GSK, on the other hand, is said to be working to alleviate pricing obstacles to NICE approval for the drug Tyverb, used in the treatment of breast cancer. In this case as well, NICE refused to adopt the new drug despite GSK's attempts to negotiate a "risk-sharing" arrangement with the Department of Health (DH) where the DH is charged only for the proportion of patients estimated to have received significant benefits from the treatment. The UK-based pharmaceutical company is now working towards a "price-volume" deal with the DH in order to resolve the concerns with cost.


The "price-volume" proposal presents an innovation in pricing where a cap is introduced on the total cost of the medicine to the NHS, regardless of the number of patients being treated (whether it is higher or lower than the cap). The fixed price will cover the cost of the drug for several thousand patients. This price would apply if fewer patients were recruited.
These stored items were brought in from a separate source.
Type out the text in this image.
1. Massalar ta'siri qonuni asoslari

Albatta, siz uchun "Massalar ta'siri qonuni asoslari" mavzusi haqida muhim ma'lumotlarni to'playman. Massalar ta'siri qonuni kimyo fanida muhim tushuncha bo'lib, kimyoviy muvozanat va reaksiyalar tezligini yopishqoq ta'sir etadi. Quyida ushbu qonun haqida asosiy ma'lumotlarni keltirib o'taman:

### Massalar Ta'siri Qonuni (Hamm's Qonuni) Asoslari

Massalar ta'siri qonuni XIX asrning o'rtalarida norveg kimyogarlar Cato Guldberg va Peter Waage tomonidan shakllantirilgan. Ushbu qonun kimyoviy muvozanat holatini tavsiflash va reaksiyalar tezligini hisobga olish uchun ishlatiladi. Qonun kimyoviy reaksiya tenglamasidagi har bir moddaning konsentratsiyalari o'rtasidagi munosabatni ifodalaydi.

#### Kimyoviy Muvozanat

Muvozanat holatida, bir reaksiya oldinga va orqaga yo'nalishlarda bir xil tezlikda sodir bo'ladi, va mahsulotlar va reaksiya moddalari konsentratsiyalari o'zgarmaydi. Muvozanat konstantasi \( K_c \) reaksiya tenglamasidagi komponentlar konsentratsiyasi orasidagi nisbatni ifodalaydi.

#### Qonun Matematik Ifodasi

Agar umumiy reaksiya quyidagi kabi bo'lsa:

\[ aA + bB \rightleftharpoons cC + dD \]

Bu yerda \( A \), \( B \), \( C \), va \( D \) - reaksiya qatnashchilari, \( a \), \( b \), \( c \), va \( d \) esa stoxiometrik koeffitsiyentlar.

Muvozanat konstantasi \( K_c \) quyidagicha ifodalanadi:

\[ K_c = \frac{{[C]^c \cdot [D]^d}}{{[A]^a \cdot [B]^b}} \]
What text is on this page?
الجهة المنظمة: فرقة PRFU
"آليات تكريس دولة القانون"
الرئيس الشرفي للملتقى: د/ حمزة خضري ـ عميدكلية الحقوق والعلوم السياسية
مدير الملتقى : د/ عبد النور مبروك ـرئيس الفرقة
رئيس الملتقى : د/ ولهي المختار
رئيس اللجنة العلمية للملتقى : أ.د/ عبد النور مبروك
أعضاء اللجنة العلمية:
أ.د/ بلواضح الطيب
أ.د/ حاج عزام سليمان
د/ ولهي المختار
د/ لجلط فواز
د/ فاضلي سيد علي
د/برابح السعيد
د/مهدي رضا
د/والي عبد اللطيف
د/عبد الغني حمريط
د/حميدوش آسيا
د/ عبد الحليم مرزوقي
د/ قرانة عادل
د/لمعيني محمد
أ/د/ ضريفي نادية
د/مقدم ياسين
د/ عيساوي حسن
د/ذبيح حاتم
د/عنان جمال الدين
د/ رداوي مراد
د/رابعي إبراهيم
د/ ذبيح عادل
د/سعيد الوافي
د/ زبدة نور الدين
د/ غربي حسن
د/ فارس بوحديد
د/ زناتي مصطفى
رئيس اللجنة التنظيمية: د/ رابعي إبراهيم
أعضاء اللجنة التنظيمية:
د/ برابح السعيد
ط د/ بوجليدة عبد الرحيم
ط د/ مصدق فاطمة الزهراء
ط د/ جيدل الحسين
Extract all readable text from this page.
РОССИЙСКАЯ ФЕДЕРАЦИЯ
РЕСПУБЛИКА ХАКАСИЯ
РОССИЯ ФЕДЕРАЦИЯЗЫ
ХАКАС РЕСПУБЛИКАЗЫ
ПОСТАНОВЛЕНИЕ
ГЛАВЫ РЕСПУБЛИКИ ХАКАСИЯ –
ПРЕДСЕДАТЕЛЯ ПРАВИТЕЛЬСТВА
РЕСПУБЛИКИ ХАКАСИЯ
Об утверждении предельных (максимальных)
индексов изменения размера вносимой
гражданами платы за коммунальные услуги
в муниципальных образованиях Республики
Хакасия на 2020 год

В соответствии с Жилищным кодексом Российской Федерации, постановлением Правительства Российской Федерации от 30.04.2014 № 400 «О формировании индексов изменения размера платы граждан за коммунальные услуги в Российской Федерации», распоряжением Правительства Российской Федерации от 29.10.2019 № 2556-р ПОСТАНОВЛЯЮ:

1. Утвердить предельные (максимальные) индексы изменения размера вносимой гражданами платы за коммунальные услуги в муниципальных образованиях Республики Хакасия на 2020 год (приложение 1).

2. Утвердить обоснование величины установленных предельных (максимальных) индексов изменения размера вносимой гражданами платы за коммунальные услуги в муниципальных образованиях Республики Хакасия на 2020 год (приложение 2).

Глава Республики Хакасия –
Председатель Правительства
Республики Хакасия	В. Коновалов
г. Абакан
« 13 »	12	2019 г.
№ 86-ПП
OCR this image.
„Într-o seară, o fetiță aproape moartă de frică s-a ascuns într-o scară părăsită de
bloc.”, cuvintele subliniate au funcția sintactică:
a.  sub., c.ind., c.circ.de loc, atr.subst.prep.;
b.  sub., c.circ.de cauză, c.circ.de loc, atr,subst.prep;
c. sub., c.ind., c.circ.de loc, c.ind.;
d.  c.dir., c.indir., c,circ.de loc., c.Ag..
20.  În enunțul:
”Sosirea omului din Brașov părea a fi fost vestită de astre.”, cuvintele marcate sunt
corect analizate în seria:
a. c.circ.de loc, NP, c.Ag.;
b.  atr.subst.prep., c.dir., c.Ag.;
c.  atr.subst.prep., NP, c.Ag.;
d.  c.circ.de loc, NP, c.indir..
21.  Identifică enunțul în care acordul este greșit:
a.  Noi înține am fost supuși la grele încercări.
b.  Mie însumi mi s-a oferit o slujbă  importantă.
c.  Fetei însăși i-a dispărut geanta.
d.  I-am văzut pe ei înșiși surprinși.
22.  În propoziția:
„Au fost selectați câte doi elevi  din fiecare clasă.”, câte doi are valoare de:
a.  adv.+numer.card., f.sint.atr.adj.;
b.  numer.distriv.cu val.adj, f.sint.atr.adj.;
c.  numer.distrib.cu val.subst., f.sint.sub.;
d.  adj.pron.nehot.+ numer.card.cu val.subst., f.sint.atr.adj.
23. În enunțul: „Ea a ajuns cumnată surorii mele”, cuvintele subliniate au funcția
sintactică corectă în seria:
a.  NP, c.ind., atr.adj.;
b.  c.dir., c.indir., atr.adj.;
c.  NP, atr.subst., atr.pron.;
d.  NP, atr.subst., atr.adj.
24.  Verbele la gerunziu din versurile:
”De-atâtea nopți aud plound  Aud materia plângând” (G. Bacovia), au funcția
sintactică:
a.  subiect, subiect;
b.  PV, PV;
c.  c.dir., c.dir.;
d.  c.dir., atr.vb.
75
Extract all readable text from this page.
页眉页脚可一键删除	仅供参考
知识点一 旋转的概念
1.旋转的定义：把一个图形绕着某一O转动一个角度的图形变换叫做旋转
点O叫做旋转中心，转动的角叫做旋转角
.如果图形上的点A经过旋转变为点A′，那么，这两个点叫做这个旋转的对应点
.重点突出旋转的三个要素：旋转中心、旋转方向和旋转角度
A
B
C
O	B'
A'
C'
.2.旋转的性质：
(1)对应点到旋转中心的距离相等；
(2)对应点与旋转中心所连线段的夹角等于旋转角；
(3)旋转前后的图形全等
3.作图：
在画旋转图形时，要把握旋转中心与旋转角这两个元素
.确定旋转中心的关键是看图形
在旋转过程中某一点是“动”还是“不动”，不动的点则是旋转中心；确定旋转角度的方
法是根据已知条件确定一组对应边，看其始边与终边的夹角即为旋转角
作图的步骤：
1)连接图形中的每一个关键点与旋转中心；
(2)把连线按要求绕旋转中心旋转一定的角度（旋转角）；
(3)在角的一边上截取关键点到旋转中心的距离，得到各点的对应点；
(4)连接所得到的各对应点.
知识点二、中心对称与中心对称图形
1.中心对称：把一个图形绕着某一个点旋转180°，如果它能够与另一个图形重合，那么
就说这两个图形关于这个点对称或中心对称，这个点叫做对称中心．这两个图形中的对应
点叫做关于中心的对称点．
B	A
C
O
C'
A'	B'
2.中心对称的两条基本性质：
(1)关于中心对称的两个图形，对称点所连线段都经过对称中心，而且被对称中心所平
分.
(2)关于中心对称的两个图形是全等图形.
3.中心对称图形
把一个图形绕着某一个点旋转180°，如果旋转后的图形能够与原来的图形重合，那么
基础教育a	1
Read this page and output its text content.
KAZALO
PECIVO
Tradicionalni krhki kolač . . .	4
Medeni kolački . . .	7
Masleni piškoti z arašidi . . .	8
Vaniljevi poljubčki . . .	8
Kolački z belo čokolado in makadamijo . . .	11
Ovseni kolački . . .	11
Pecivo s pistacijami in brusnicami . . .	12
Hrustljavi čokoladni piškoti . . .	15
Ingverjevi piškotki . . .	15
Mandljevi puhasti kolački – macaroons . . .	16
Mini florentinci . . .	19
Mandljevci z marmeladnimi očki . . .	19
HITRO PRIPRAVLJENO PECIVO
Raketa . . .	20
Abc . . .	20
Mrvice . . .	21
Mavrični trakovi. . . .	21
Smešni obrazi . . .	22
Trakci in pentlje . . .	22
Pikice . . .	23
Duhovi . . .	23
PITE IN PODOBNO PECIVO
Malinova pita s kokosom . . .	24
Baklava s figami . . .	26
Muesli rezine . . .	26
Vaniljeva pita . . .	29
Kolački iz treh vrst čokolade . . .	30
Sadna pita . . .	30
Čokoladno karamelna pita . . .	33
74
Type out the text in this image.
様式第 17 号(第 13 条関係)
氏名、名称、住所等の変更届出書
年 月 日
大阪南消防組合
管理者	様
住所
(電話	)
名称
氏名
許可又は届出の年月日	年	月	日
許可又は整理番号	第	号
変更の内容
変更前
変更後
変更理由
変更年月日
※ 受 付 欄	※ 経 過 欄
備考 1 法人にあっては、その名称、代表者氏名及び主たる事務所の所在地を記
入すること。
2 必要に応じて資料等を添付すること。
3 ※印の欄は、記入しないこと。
The NHS will therefore benefit if it identifies a higher number of patients to receive the drug.


The Financial Times describes the GSK proposal as "pioneering" at a time when pharmaceutical companies are coming under increased pressure to address pricing obstacles to adequate delivery of healthcare and patented medicines. The proposal innovates upon a conventional business model to the company's benefit of greater overall sales and to the benefit of patients in greater access to new medicines.


But this might be a bridge too far for some and a deal too late for many.